BACKGROUND OF THE INVENTION 1. Field of the Invention The present invention relates to a method of manufacturing a semiconductor device. More specifically, it relates to a method for manufacturing a semiconductor device having a capacitor connected to another circuit element as a circuit element of an integrated circuit device (hereinafter referred to as an IC).

[0002]

2. Description of the Related Art As shown in FIG. 5, a capacitor connected to a transistor or the like as a circuit element of an IC is an oxide serving as a dielectric on a silicon substrate 51 which is a semiconductor substrate on which the connected transistor or the like is provided. A film 52 is provided, a polysilicon layer 53 serving as an upper electrode doped with impurities is provided thereon, and a metal layer 54 serving as an upper electrode terminal is provided above the polysilicon layer 53.
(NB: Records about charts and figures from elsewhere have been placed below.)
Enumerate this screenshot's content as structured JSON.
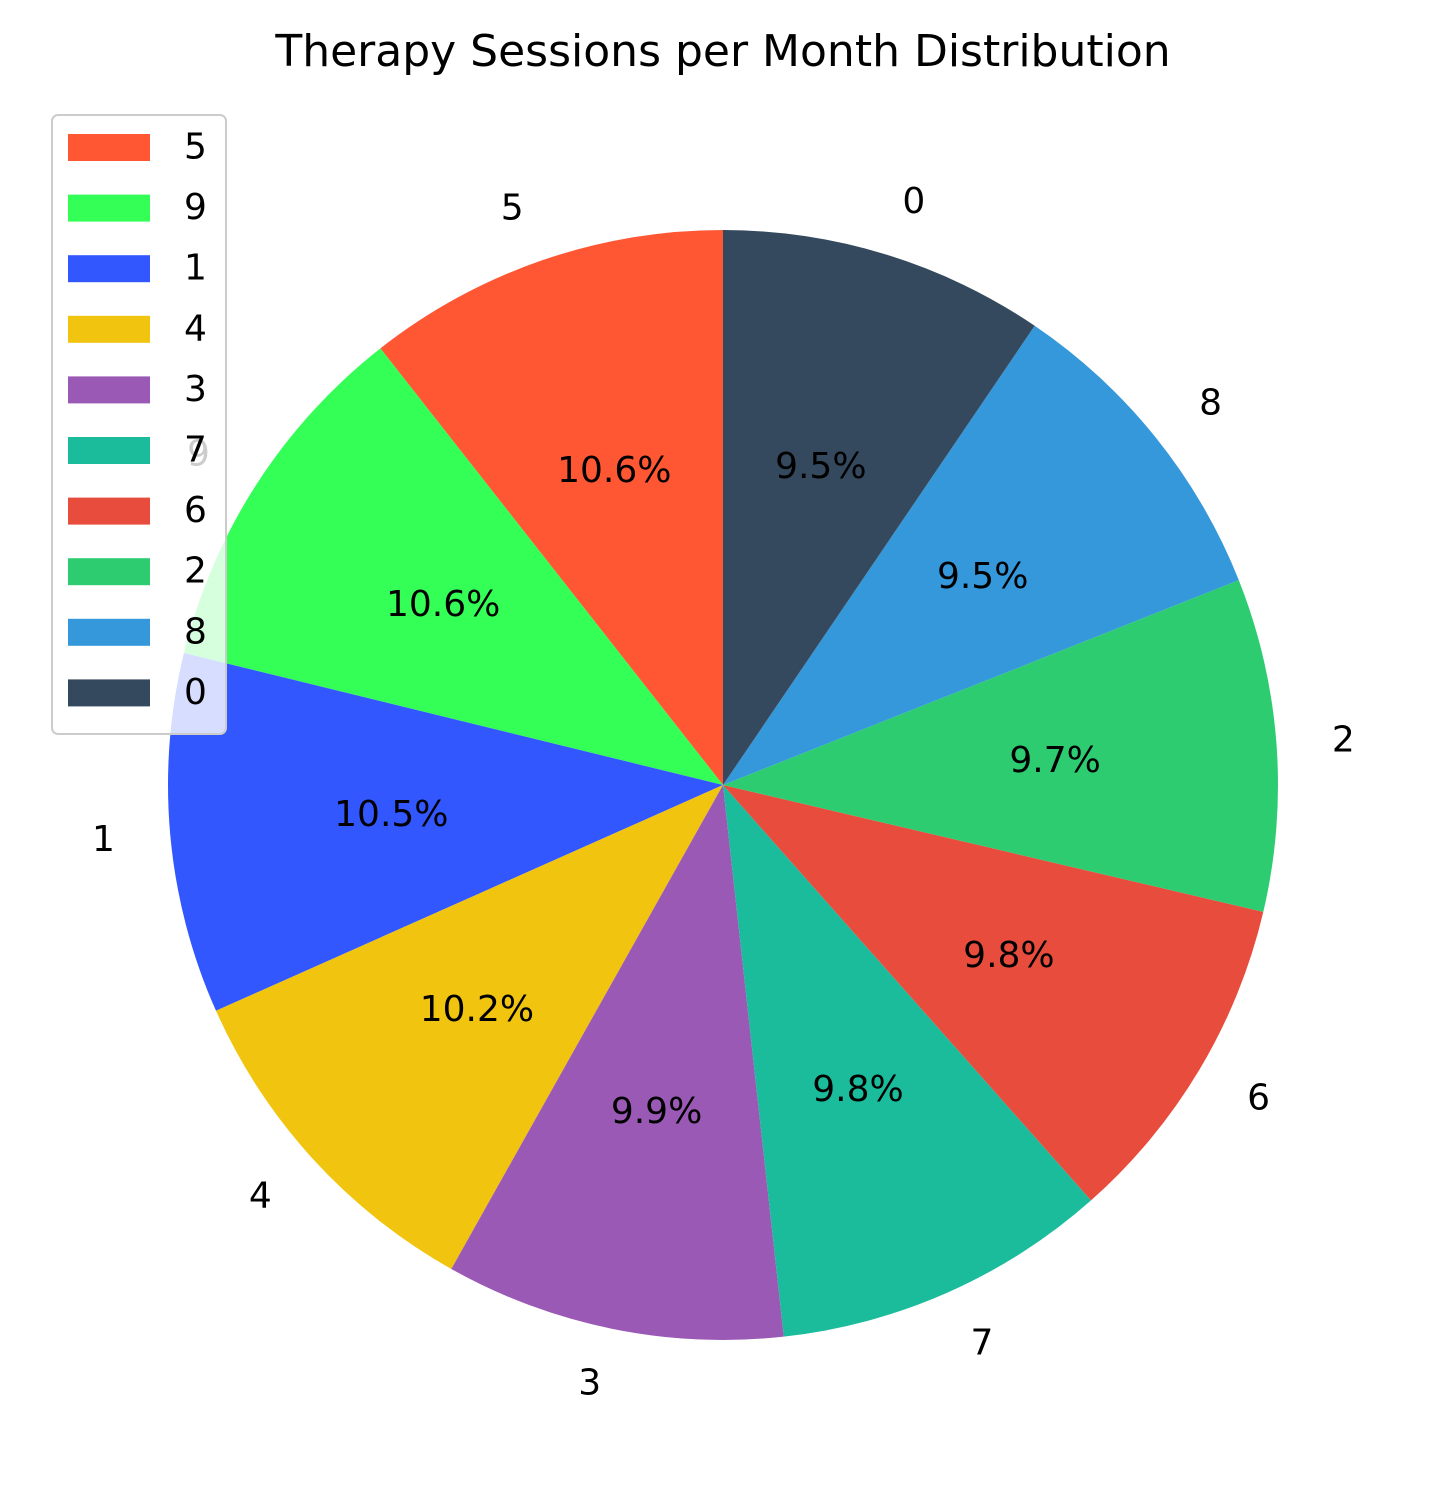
{
  "chart_data": {
    "type": "pie",
    "title": "Therapy Sessions per Month Distribution",
    "categories": [
      "5",
      "9",
      "1",
      "4",
      "3",
      "7",
      "6",
      "2",
      "8",
      "0"
    ],
    "values": [
      10.6,
      10.6,
      10.5,
      10.2,
      9.9,
      9.8,
      9.8,
      9.7,
      9.5,
      9.5
    ],
    "percent_labels": [
      "10.6%",
      "10.6%",
      "10.5%",
      "10.2%",
      "9.9%",
      "9.8%",
      "9.8%",
      "9.7%",
      "9.5%",
      "9.5%"
    ],
    "colors": [
      "#ff5733",
      "#33ff57",
      "#3357ff",
      "#f1c40f",
      "#9b59b6",
      "#1abc9c",
      "#e74c3c",
      "#2ecc71",
      "#3498db",
      "#34495e"
    ],
    "start_angle_deg": 90,
    "direction": "counterclockwise",
    "legend": {
      "placement": "upper-left",
      "entries": [
        "5",
        "9",
        "1",
        "4",
        "3",
        "7",
        "6",
        "2",
        "8",
        "0"
      ]
    }
  }
}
In a capacitor having this structure, one electrode portion is composed of a metal layer 54 and a polysilicon layer 53, and the other electrode is, for example, a silicon substrate 51 on which a collector of a transistor is formed. Connected with. The oxide film 52 is usually used as a dielectric material interposed between both electrodes of this capacitor in connection with other steps. Since the dielectric constant of the oxide film 52 is small, it is necessary to widen the area of the electrode or reduce the film thickness of the oxide film 52 in order to increase the capacitance. However, if the area of the electrode is widened, the capacitor element becomes large and the integration degree of the IC cannot be improved. Also, if the thickness of the oxide film 52 is reduced, the withstand voltage performance of the capacitor is reduced and discharge becomes easier, and at the same time,
At the manufacturing stage of IC, pinholes are easily generated in this oxide film, which lowers the reliability of IC, and the limit is about 30Å.
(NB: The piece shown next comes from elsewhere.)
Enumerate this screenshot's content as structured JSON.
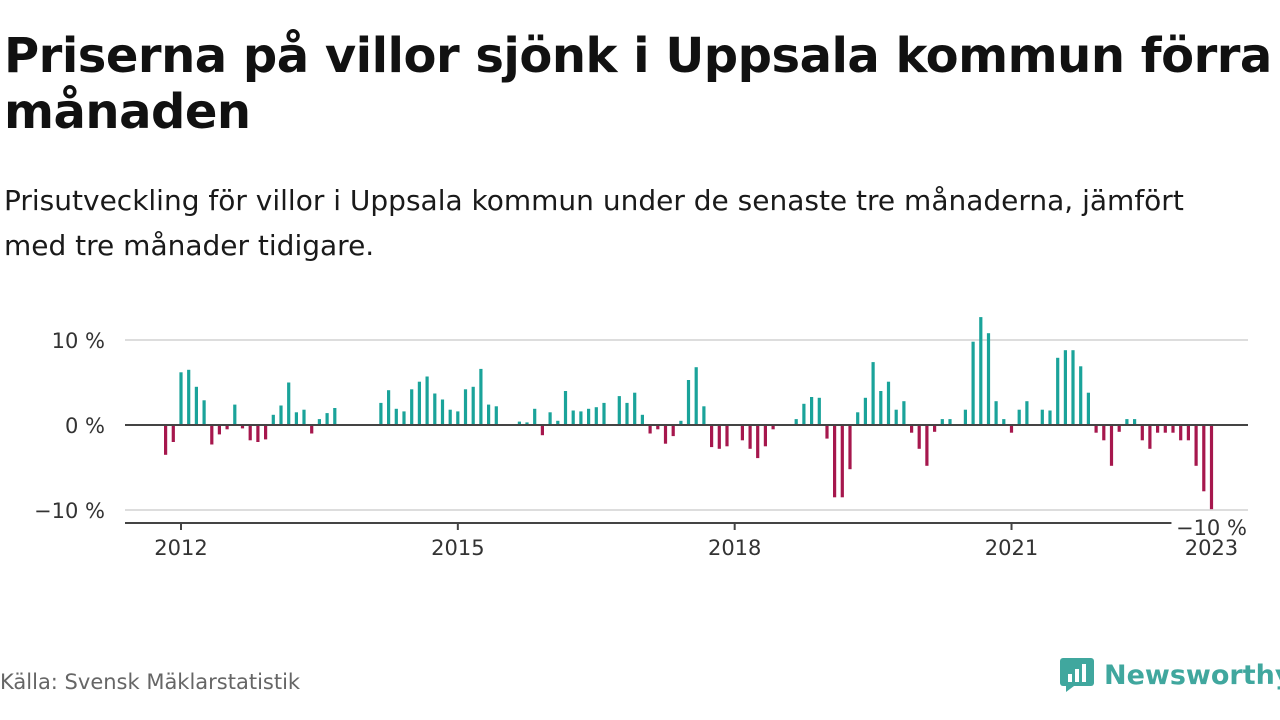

Further, since this capacitor uses the silicon substrate 51 as one of the electrodes, the stray capacitance tends to increase.
That is, there is a drawback in that an accurate capacitance cannot be obtained because of being easily influenced by other circuit elements on the silicon substrate 51.

[0005]

As described above, since the conventional capacitor uses the silicon substrate 51 as one of the electrodes, it is easily affected by electrical effects from other circuit elements, and the accurate capacitance as designed cannot be obtained. I can't. Further, since the silicon oxide film is used as the dielectric between the electrodes, there is a problem that the capacitance of the capacitor cannot be increased without increasing the surface area.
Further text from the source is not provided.